MARATHON -- Citing annual budget discussions to begin in July, the Marathon City Council decided not to "change horses midstream," in the words of Vice Mayor Chris Bull, with its financial services provider.
With Bishop Rosasco's contract set to continue into early 2015, the council elected to delay until October, at the earliest, a request for qualifications and proposals for in-house and/or contracted finance services
Councilman Mark Senmartin tried to set Sept. 30 as the RFQ date, but Councilman John Bartus said he did not wish to be tied to a specific date.
The discussion ranged from mild to effusive praise for Bishop Rosasco, the city's current financial services firm, but the council said having in-house finance staff could save the city money, perhaps more than 50 percent of the $526,000 they paid in 2013.
Comparing Marathon's expenses with about 10 comparable cities, the council consensus was that a new finance agreement would bring savings, but it was inappropriate to make the move now.
Questions were raised as to whether the numerical analysis of other cities' finance costs was comparing "apples to apples." Some cities' in-house staff handle wastewater and stormwater billings, while others contract that service out.
Vice Mayor Bull pointed out at least three cities in the comparison list were more than 50 years old and did not include the costs of having to create assessment rolls.
Bartus added that the last time Marathon sought financial services bids, only one response was submitted. He said he met June 24 with Peter Rosasco, who said he's willing to renegotiate the current contract.
Mayor Dick Ramsay said he'd like to have City Manager Mike Puto speak with Rosasco about reducing costs. He suggested among the items needing adjusting were the firm's travel expenses. He said Rosasco billed $14,000 for a trip to Tallahassee this year. Ramsay made a motion and the council agreed to have the manager speak with Bishop Rosasco about cost reduction, with Bartus serving as council liaison.
The next item discussed was the wastewater "bricks and mortar" project list, which includes possible expenditures for the $17 million in state funds awarded to Marathon as part of a countywide agreement.

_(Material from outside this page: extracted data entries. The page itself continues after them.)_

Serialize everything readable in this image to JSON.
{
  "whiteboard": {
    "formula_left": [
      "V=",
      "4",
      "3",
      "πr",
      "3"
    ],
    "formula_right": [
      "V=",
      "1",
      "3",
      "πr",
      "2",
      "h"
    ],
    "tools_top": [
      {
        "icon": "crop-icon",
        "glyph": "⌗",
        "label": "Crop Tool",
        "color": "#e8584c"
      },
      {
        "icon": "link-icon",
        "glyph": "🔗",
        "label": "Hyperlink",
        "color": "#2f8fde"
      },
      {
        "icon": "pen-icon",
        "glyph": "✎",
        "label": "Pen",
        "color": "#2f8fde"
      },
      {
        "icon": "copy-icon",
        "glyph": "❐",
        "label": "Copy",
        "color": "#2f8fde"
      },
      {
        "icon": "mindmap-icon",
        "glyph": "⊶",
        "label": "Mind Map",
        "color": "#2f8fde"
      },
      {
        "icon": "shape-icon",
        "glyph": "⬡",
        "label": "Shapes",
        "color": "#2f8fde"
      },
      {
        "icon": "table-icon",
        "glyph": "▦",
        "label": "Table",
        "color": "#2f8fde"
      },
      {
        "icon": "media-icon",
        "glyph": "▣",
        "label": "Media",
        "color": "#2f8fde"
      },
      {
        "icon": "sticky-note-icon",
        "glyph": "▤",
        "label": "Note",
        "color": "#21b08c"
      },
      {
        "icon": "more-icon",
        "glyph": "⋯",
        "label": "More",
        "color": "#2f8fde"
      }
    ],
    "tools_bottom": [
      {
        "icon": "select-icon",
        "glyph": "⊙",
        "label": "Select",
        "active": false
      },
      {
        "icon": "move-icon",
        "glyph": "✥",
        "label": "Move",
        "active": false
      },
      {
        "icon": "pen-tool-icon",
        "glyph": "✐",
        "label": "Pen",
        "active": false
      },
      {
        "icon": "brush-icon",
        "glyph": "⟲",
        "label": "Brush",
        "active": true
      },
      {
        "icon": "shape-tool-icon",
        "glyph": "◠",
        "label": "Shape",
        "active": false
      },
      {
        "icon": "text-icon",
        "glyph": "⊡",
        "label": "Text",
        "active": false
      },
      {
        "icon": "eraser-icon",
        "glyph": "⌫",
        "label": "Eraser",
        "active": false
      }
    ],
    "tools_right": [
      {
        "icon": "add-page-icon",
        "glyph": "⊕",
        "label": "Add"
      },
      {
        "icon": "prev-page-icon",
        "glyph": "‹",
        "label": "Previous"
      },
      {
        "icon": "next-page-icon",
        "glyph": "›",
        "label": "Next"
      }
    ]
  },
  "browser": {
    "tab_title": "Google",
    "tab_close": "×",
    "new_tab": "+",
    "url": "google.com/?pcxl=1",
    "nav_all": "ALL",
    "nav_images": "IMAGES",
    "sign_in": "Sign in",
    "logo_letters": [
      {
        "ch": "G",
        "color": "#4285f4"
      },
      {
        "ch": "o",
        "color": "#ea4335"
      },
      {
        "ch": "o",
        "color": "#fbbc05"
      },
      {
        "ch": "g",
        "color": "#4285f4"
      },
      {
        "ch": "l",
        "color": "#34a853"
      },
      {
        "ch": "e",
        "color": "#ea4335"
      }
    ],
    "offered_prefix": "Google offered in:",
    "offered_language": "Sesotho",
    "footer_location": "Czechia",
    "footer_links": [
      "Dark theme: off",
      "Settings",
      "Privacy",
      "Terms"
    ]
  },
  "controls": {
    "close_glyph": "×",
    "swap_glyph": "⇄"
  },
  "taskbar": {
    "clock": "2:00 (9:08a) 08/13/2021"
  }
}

The wastewater construction projects include a utilities facility at 104th Street on property owned by the city; force main construction in two service areas to handle greater flows; a citywide computerized monitoring system; a crane truck, vacuum truck, centrifuge and forklift; and vacuum collection system extension and equipment and reuse distribution system extension.
Utilities Manager Zully Hemeyer said the next step is assigning dollar amounts to each item and submitting the project list to the state's Department of Environmen-tal Protection, adding that the state's grant manager for the state revolving funds has not been assigned.